One of the highlight performances of my life was having the pleasure of seeing Marcel Marceau first as himself giving a moving speech about his life, and then as Bip, giving a tribute performance which included vignettes from some of his most famous pieces. For several years through middle and high school, I participated in a summer arts program where classes included working with a professional Mime. Our teacher had studied with Marceau — she took us through rigorous conditioning exercises and precise body isolation movements. We learned of body alignment, symmetry, and gain perspective on how to present the body as a form. Over the three summers I participated in her courses, I gained deep appreciation for the art of mime and a sense of what makes it a unique and culturally valuable form of art. Telling a story without words, grounded to the earth (as opposed to dance) is something that has been done for centuries. Clowns mimic and play to an audience; mimes can be both literal and abstract, telling a story or generating an emotional response through reflections on a serious or topical issue.

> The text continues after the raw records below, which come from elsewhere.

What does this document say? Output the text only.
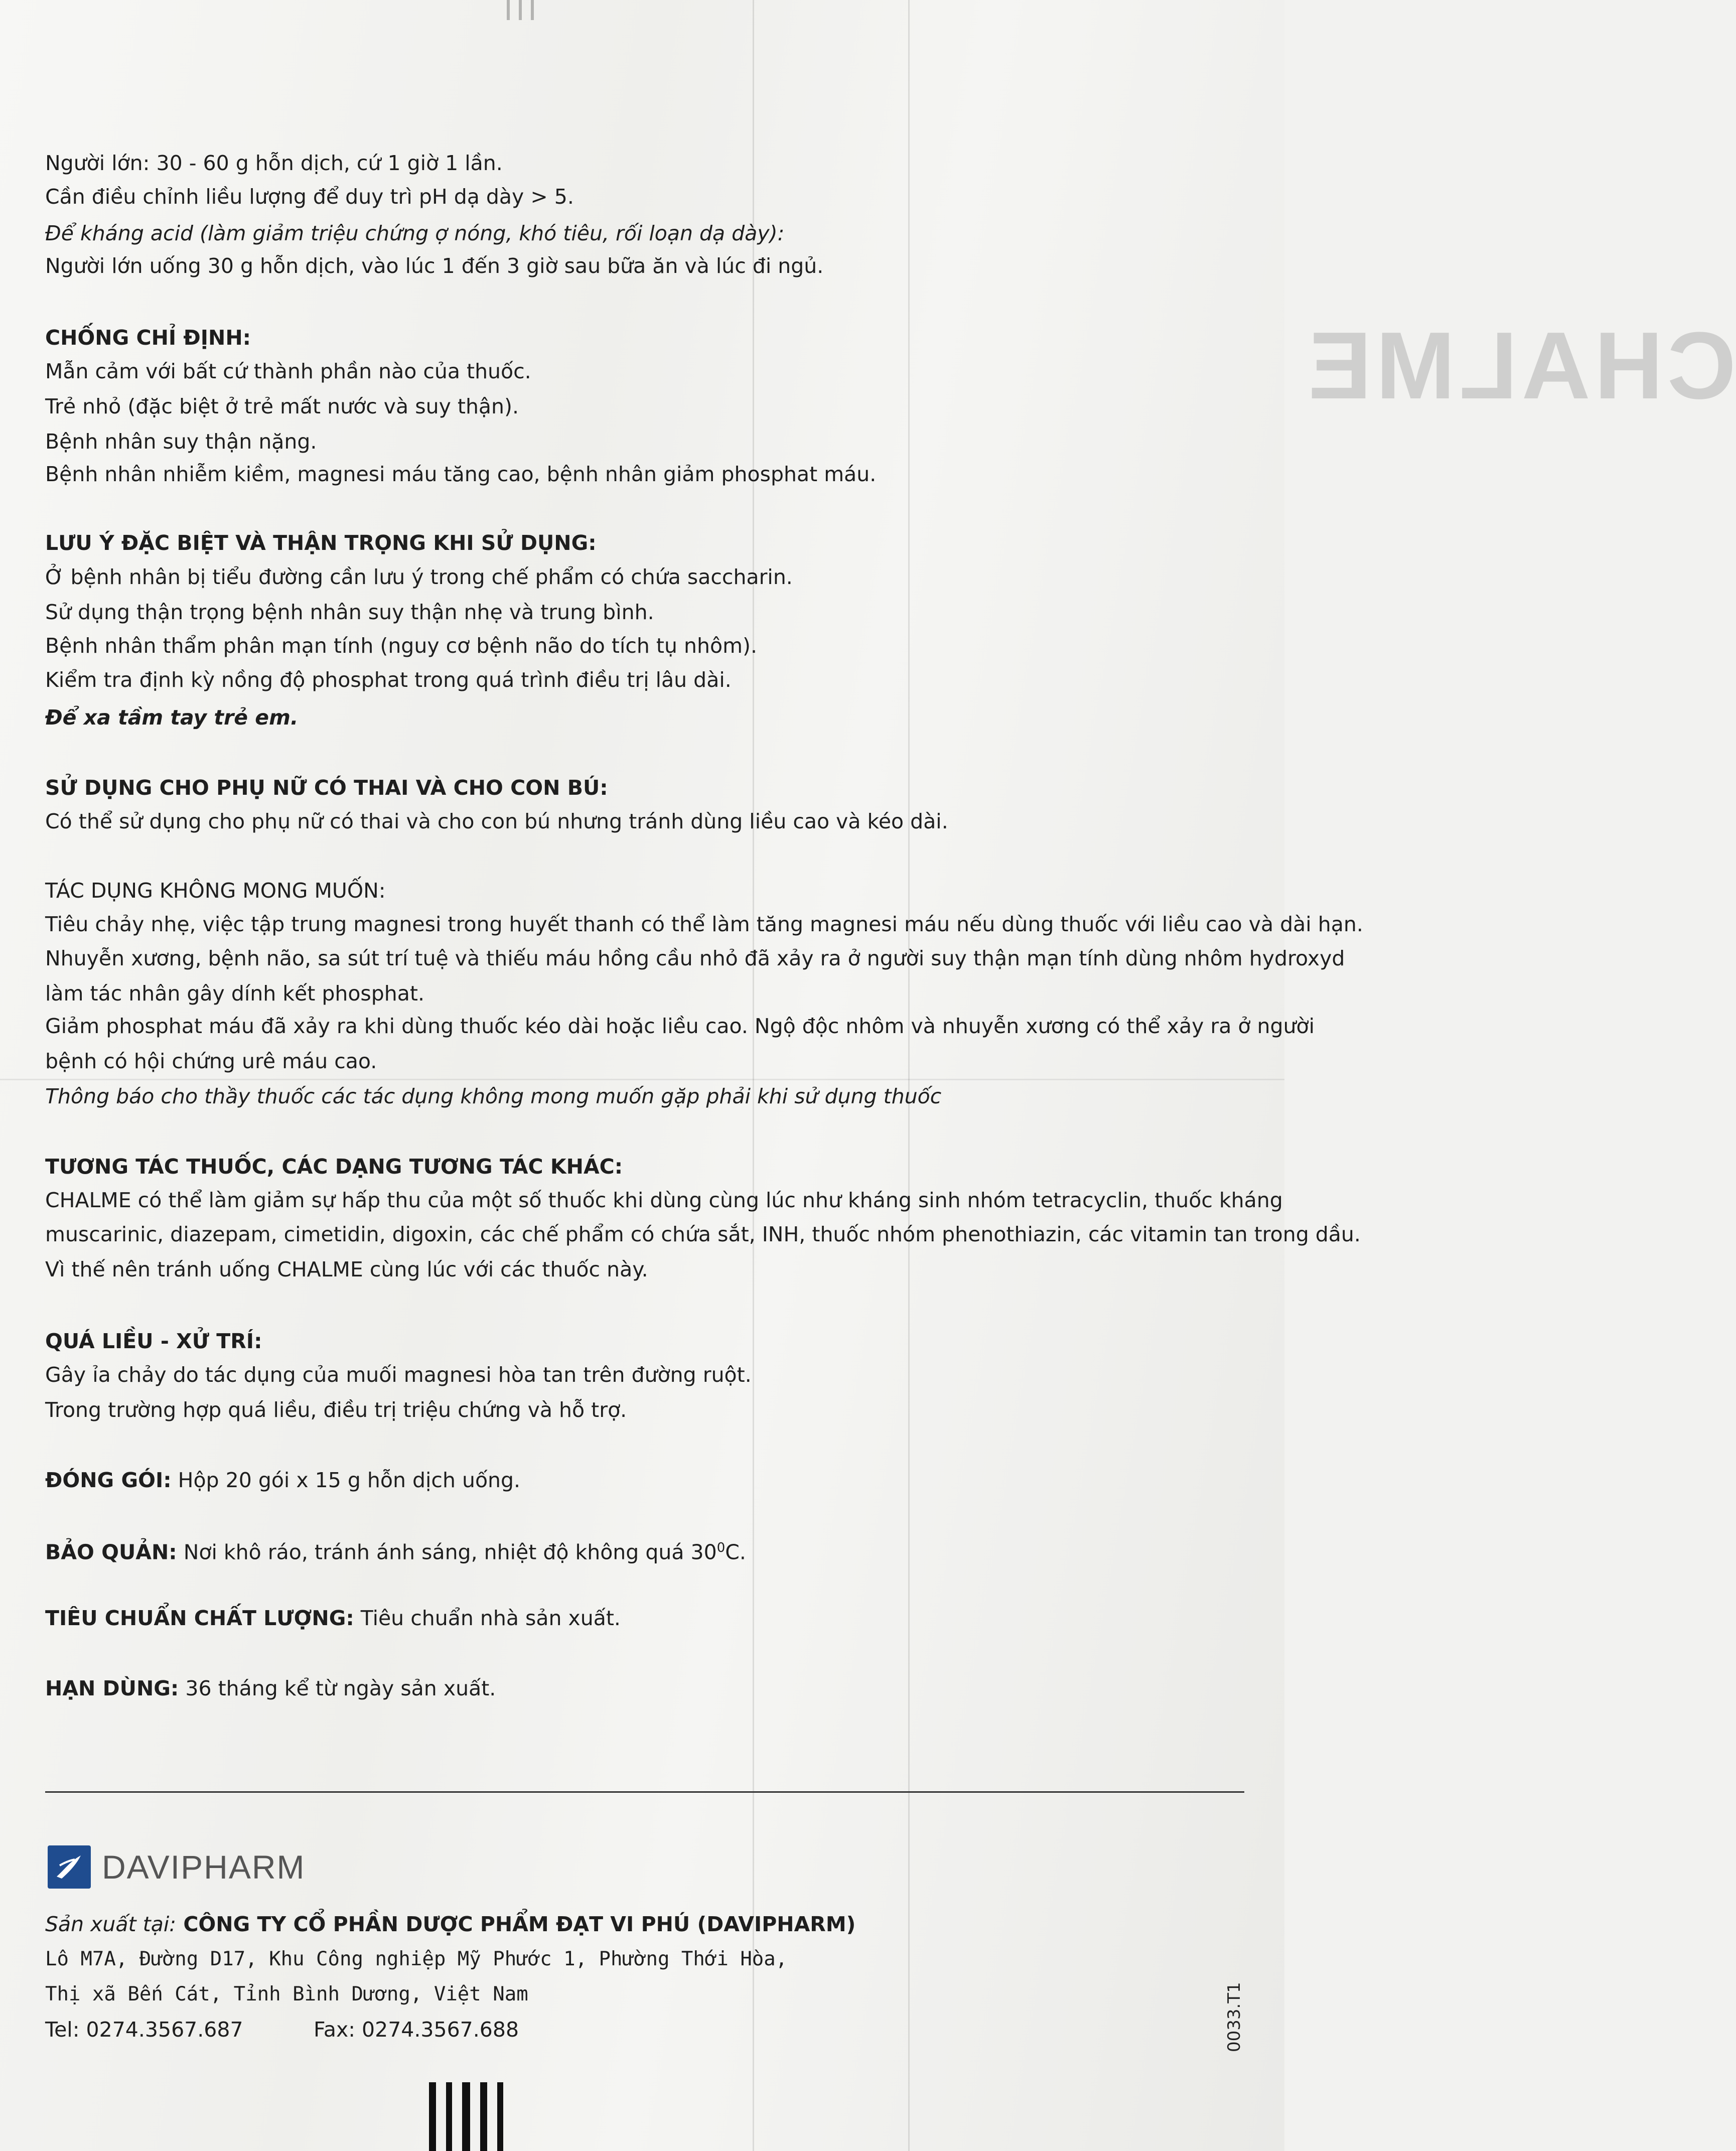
CHALME
Người lớn: 30 - 60 g hỗn dịch, cứ 1 giờ 1 lần.
Cần điều chỉnh liều lượng để duy trì pH dạ dày > 5.
Để kháng acid (làm giảm triệu chứng ợ nóng, khó tiêu, rối loạn dạ dày):
Người lớn uống 30 g hỗn dịch, vào lúc 1 đến 3 giờ sau bữa ăn và lúc đi ngủ.
CHỐNG CHỈ ĐỊNH:
Mẫn cảm với bất cứ thành phần nào của thuốc.
Trẻ nhỏ (đặc biệt ở trẻ mất nước và suy thận).
Bệnh nhân suy thận nặng.
Bệnh nhân nhiễm kiềm, magnesi máu tăng cao, bệnh nhân giảm phosphat máu.
LƯU Ý ĐẶC BIỆT VÀ THẬN TRỌNG KHI SỬ DỤNG:
Ở bệnh nhân bị tiểu đường cần lưu ý trong chế phẩm có chứa saccharin.
Sử dụng thận trọng bệnh nhân suy thận nhẹ và trung bình.
Bệnh nhân thẩm phân mạn tính (nguy cơ bệnh não do tích tụ nhôm).
Kiểm tra định kỳ nồng độ phosphat trong quá trình điều trị lâu dài.
Để xa tầm tay trẻ em.
SỬ DỤNG CHO PHỤ NỮ CÓ THAI VÀ CHO CON BÚ:
Có thể sử dụng cho phụ nữ có thai và cho con bú nhưng tránh dùng liều cao và kéo dài.
TÁC DỤNG KHÔNG MONG MUỐN:
Tiêu chảy nhẹ, việc tập trung magnesi trong huyết thanh có thể làm tăng magnesi máu nếu dùng thuốc với liều cao và dài hạn.
Nhuyễn xương, bệnh não, sa sút trí tuệ và thiếu máu hồng cầu nhỏ đã xảy ra ở người suy thận mạn tính dùng nhôm hydroxyd
làm tác nhân gây dính kết phosphat.
Giảm phosphat máu đã xảy ra khi dùng thuốc kéo dài hoặc liều cao. Ngộ độc nhôm và nhuyễn xương có thể xảy ra ở người
bệnh có hội chứng urê máu cao.
Thông báo cho thầy thuốc các tác dụng không mong muốn gặp phải khi sử dụng thuốc
TƯƠNG TÁC THUỐC, CÁC DẠNG TƯƠNG TÁC KHÁC:
CHALME có thể làm giảm sự hấp thu của một số thuốc khi dùng cùng lúc như kháng sinh nhóm tetracyclin, thuốc kháng
muscarinic, diazepam, cimetidin, digoxin, các chế phẩm có chứa sắt, INH, thuốc nhóm phenothiazin, các vitamin tan trong dầu.
Vì thế nên tránh uống CHALME cùng lúc với các thuốc này.
QUÁ LIỀU - XỬ TRÍ:
Gây ỉa chảy do tác dụng của muối magnesi hòa tan trên đường ruột.
Trong trường hợp quá liều, điều trị triệu chứng và hỗ trợ.
ĐÓNG GÓI: Hộp 20 gói x 15 g hỗn dịch uống.
BẢO QUẢN: Nơi khô ráo, tránh ánh sáng, nhiệt độ không quá $30^0C$.
TIÊU CHUẨN CHẤT LƯỢNG: Tiêu chuẩn nhà sản xuất.
HẠN DÙNG: 36 tháng kể từ ngày sản xuất.
DAVIPHARM
Sản xuất tại: CÔNG TY CỔ PHẦN DƯỢC PHẨM ĐẠT VI PHÚ (DAVIPHARM)
Lô M7A, Đường D17, Khu Công nghiệp Mỹ Phước 1, Phường Thới Hòa,
Thị xã Bến Cát, Tỉnh Bình Dương, Việt Nam
Tel: 0274.3567.687	Fax: 0274.3567.688	0033.T1
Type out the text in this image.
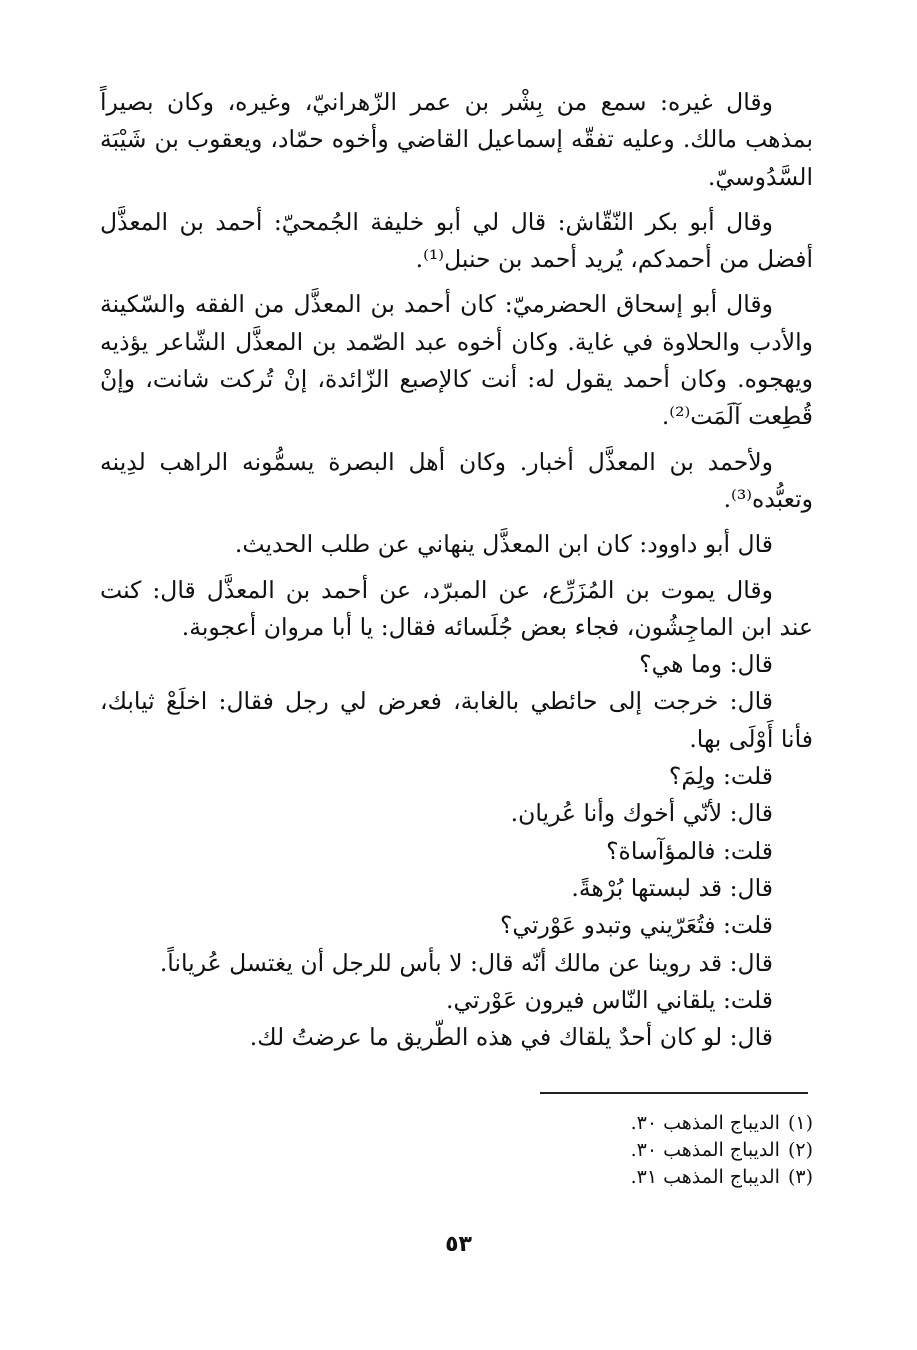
وقال غيره: سمع من بِشْر بن عمر الزّهرانيّ، وغيره، وكان بصيراً بمذهب مالك. وعليه تفقّه إسماعيل القاضي وأخوه حمّاد، ويعقوب بن شَيْبَة السَّدُوسيّ.

وقال أبو بكر النّقّاش: قال لي أبو خليفة الجُمحيّ: أحمد بن المعذَّل أفضل من أحمدكم، يُريد أحمد بن حنبل⁽¹⁾.

وقال أبو إسحاق الحضرميّ: كان أحمد بن المعذَّل من الفقه والسّكينة والأدب والحلاوة في غاية. وكان أخوه عبد الصّمد بن المعذَّل الشّاعر يؤذيه ويهجوه. وكان أحمد يقول له: أنت كالإصبع الزّائدة، إنْ تُركت شانت، وإنْ قُطِعت آلَمَت⁽²⁾.

ولأحمد بن المعذَّل أخبار. وكان أهل البصرة يسمُّونه الراهب لدِينه وتعبُّده⁽³⁾.

قال أبو داوود: كان ابن المعذَّل ينهاني عن طلب الحديث.

وقال يموت بن المُزَرِّع، عن المبرّد، عن أحمد بن المعذَّل قال: كنت عند ابن الماجِشُون، فجاء بعض جُلَسائه فقال: يا أبا مروان أعجوبة.

قال: وما هي؟

قال: خرجت إلى حائطي بالغابة، فعرض لي رجل فقال: اخلَعْ ثيابك، فأنا أَوْلَى بها.

قلت: ولِمَ؟

قال: لأنّي أخوك وأنا عُريان.

قلت: فالمؤآساة؟

قال: قد لبستها بُرْهةً.

قلت: فتُعَرّيني وتبدو عَوْرتي؟

قال: قد روينا عن مالك أنّه قال: لا بأس للرجل أن يغتسل عُرياناً.

قلت: يلقاني النّاس فيرون عَوْرتي.

قال: لو كان أحدٌ يلقاك في هذه الطّريق ما عرضتُ لك.

(١)الديباج المذهب ٣٠.

(٢)الديباج المذهب ٣٠.

(٣)الديباج المذهب ٣١.

٥٣
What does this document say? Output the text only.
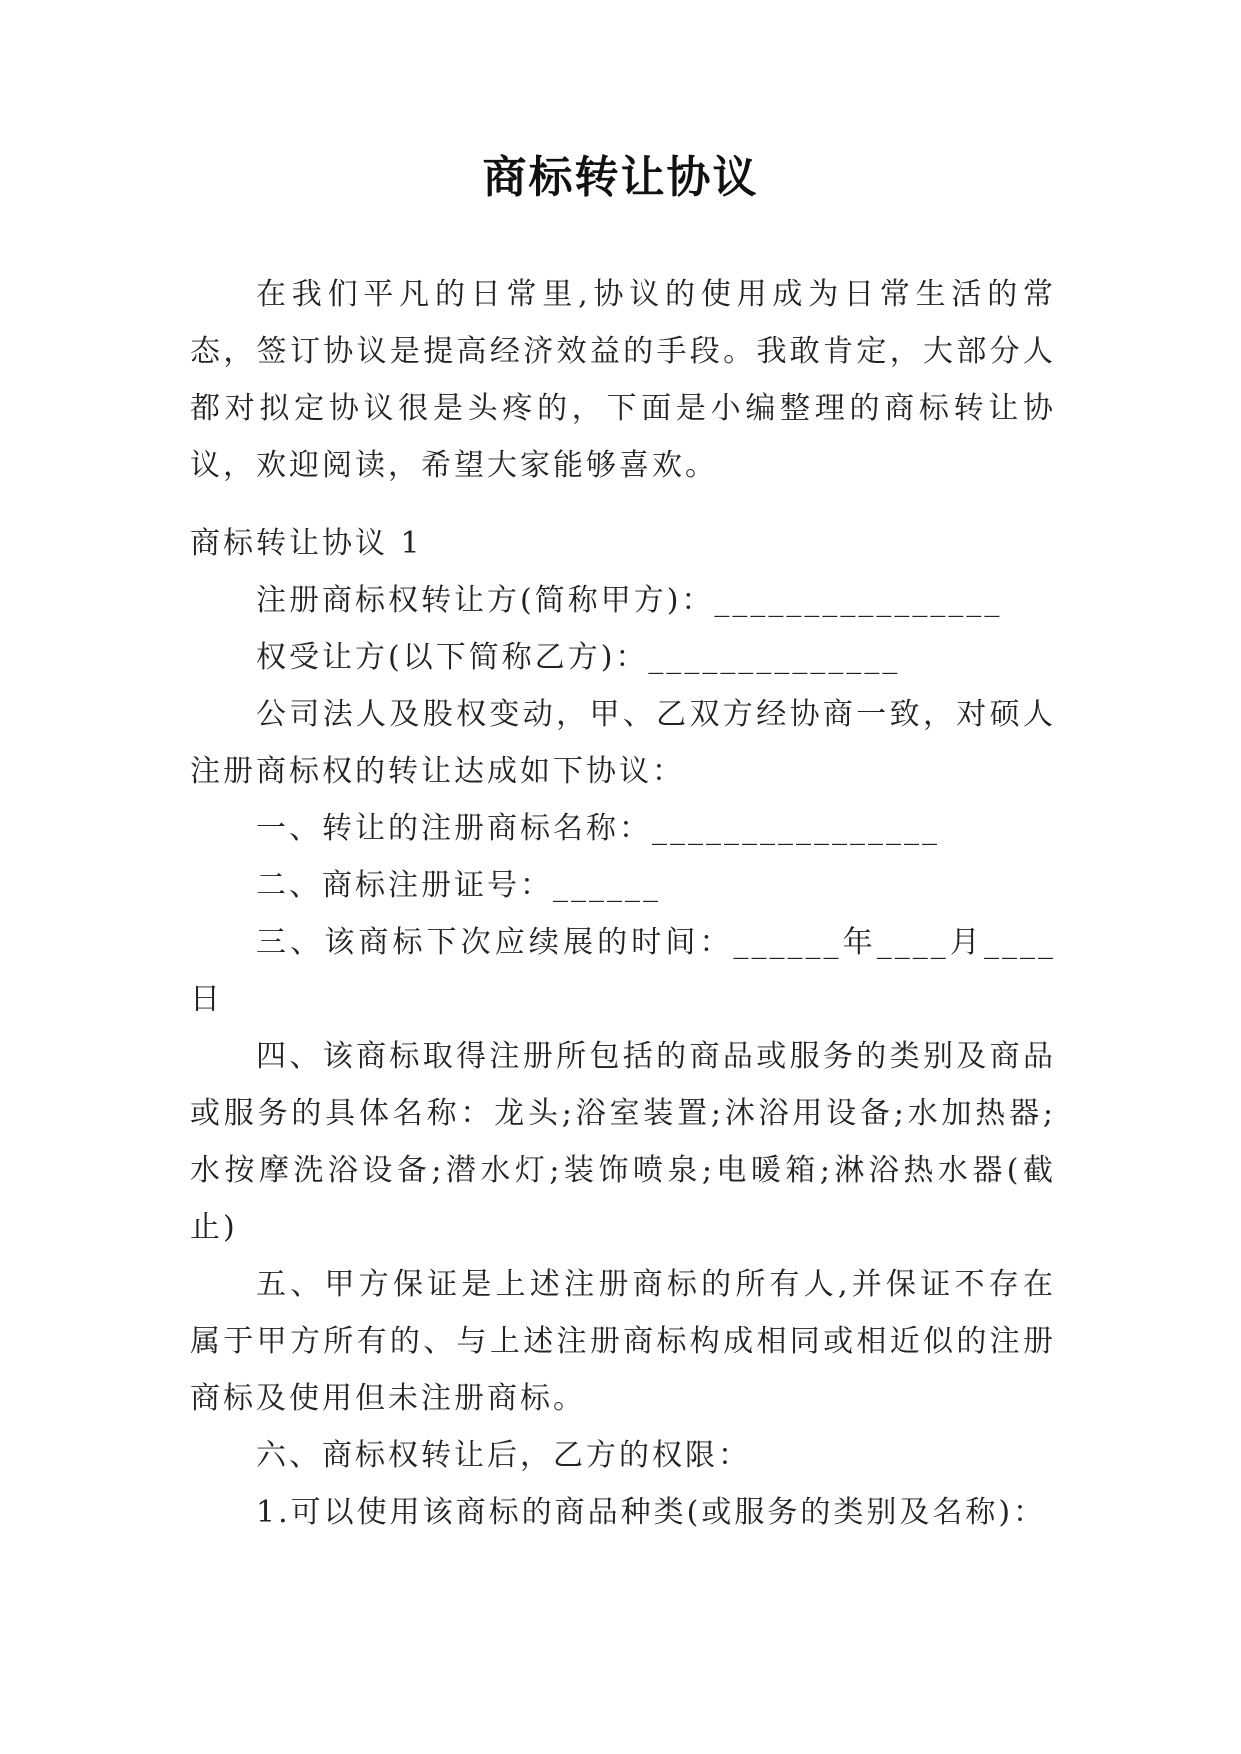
商标转让协议

在我们平凡的日常里,协议的使用成为日常生活的常态，签订协议是提高经济效益的手段。我敢肯定，大部分人都对拟定协议很是头疼的，下面是小编整理的商标转让协议，欢迎阅读，希望大家能够喜欢。

商标转让协议 1

注册商标权转让方(简称甲方)：________________

权受让方(以下简称乙方)：______________

公司法人及股权变动，甲、乙双方经协商一致，对硕人注册商标权的转让达成如下协议：

一、转让的注册商标名称：________________

二、商标注册证号：______

三、该商标下次应续展的时间：______年____月____日

四、该商标取得注册所包括的商品或服务的类别及商品或服务的具体名称：龙头;浴室装置;沐浴用设备;水加热器;水按摩洗浴设备;潜水灯;装饰喷泉;电暖箱;淋浴热水器(截止)

五、甲方保证是上述注册商标的所有人,并保证不存在属于甲方所有的、与上述注册商标构成相同或相近似的注册商标及使用但未注册商标。

六、商标权转让后，乙方的权限：

1.可以使用该商标的商品种类(或服务的类别及名称)：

The recent “mimes freak me out” craze I think reflects the fact that many street mimes are simply not very good, rather than commentary of the art in itself. When people say “mimes scare me,” I sometimes must agree, with the caveat that I actually love the art. (As an aside, the art of miming didn’t really take off as commedia del’ arte until two characters — Zanni alone had a reputation more for clowning than for serious performance. It may suggest that as an impromptu art, more than one performer is necessary. To solo mimes: either be REALLY good, or run the risk of coming off as creepy.)
Years later, during college, I participated in Antonio Fava‘s Commedia del’ Arte school in Reggio Nell’ Emilia, Italy. (Yup, that’s the same town that started the Reggio Emilia philosophy of education used at Abeona and where I was first introduced to it.) Antonio and his family were wonderful. The school was an incredible experience: intense (work 6 days a week with public showings began the second night of training and continued every other night following), interesting (learning the history of the art), and stimulating (seeing contemporary examples of how commedia reflects and responds to current political and social issues). Supporting this kind of art was why I studied it in the first place. Learning in that environment was humbling and gratifying.*
Recently, I’ve exchanged emails with Antonio and Dina — she provided a personal contact for the Reggio schools and we have been brainstorming possibilities for Antonio to visit the NOLA area on his next book tour. It would be wonderful if this could pan out: the kids would love it. And I would love to help inspire and educate our next generation about the beauty of telling a story without words.
*Although one might see my professional and personal journey through the arts to counseling to social justice and health as a winding road with no reason, I maintain that has been enriching and fulfilling, providing a broad and valuable foundation in all of my academic endeavors. A host of examples available. Particularly for parents (like my own) who first refused and then worried about sending their kids to college for a liberal arts degree.